NEW YORK-
A federal judge on Wednesday ordered the Department of Defense to release documents detailing mistreatment or disciplinary action taken against detainees at the U.S. military prison at Guantanamo Bay, Cuba, and other information sought by The Associated Press.
U.S. District Judge Jed S. Rakoff gave the government a week to provide the news organization with the information despite government claims that doing so would violate detainees’ privacy.
“The public interest in disclosing government malfeasance is well-established,” the judge wrote in saying that the AP had demonstrated the need.
David A. Schulz, who argued the case for the AP, called the judge’s decision “a resounding victory for the public’s right to know.”
He said the identities of between 50 and 100 detainees who were ordered to be transferred or released from Guantanamo Bay after Jan. 1, 2005, will allow reporters to attempt to verify whether the government’s account of events is accurate.
“The Department of Defense has made it virtually impossible for anyone to check the accuracy or thoroughness of what is going on in Guantanamo,” Schulz said. “The public is supposed to be able to determine these things for itself.”

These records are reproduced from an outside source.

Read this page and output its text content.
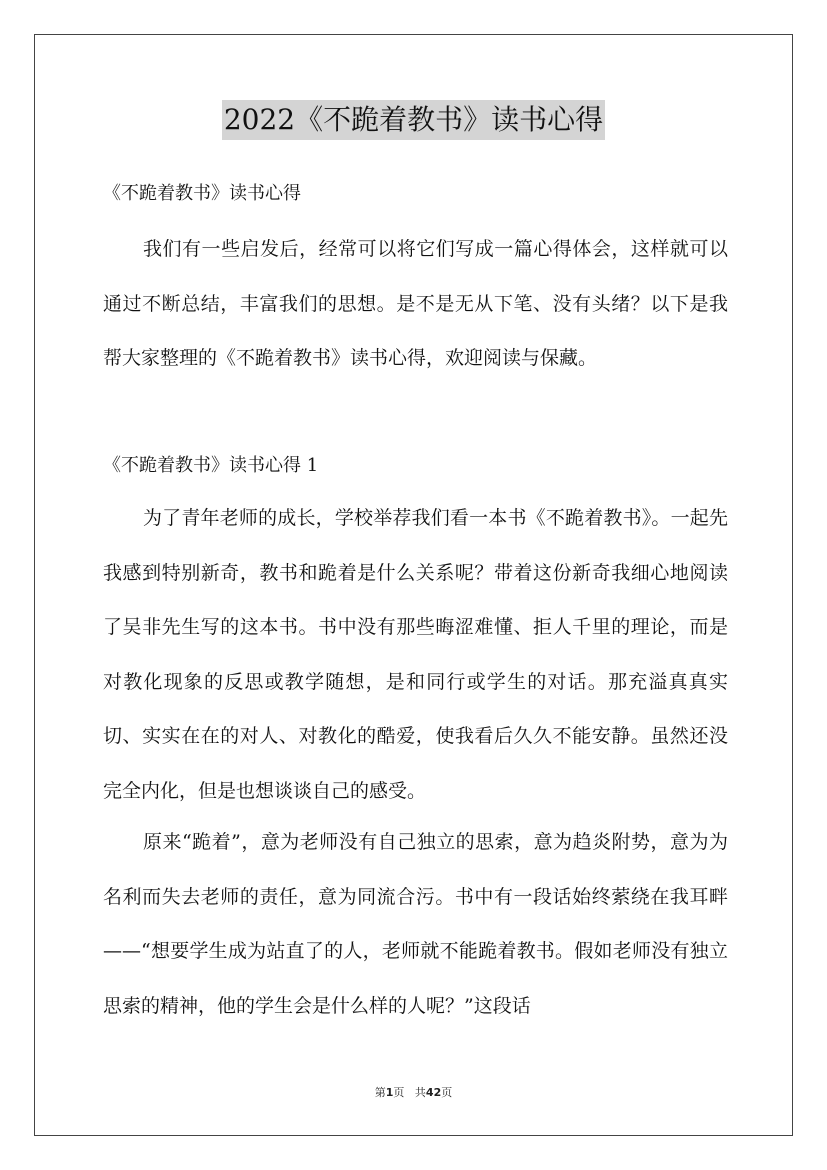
2022《不跪着教书》读书心得
《不跪着教书》读书心得

我们有一些启发后，经常可以将它们写成一篇心得体会，这样就可以通过不断总结，丰富我们的思想。是不是无从下笔、没有头绪？以下是我帮大家整理的《不跪着教书》读书心得，欢迎阅读与保藏。

《不跪着教书》读书心得 1

为了青年老师的成长，学校举荐我们看一本书《不跪着教书》。一起先我感到特别新奇，教书和跪着是什么关系呢？带着这份新奇我细心地阅读了吴非先生写的这本书。书中没有那些晦涩难懂、拒人千里的理论，而是对教化现象的反思或教学随想，是和同行或学生的对话。那充溢真真实切、实实在在的对人、对教化的酷爱，使我看后久久不能安静。虽然还没完全内化，但是也想谈谈自己的感受。

原来“跪着”，意为老师没有自己独立的思索，意为趋炎附势，意为为名利而失去老师的责任，意为同流合污。书中有一段话始终萦绕在我耳畔——“想要学生成为站直了的人，老师就不能跪着教书。假如老师没有独立思索的精神，他的学生会是什么样的人呢？”这段话

第1页 共42页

A spokeswoman for federal prosecutors, Lauren McDonough, said the government had no immediate comment.
The judge noted that some detainees have initiated hunger strikes to protest what they consider abuse, while other detainees, since released, have gone public with allegations of abuse.
“In all such instances, the detainees have not hesitated to reveal their identities,” the judge said.
Besides the claims by detainees, the judge said some military officers and FBI agents who have worked at Guantanamo have questioned the treatment of detainees.
Schulz said the judge also ordered the government to turn over the identities in eight files reporting investigations of allegations of abuse of detainees by military personnel and fewer than a dozen probes of abuse of detainees by other detainees.
Earlier this year, the judge ordered the Department of Defense to turn over to the AP unredacted copies of transcripts and documents related to 558 military hearings in which detainees were permitted to challenge their incarcerations.
The government’s treatment of the hundreds of prisoners at the eastern Cuba prison camp has troubled human rights groups. Most have been held without being charged or publicly identified since investigations were begun into the Sept. 11, 2001, attacks.
The AP filed Freedom of Information Act lawsuits seeking the documents last year. The government turned over the transcripts of the 558 tribunals but redacted facts about each detainee’s identity before the judge ordered it to release versions that included such information.
The detainees are from Afghanistan, Russia, Persian Gulf countries and elsewhere. Many were captured in Afghanistan.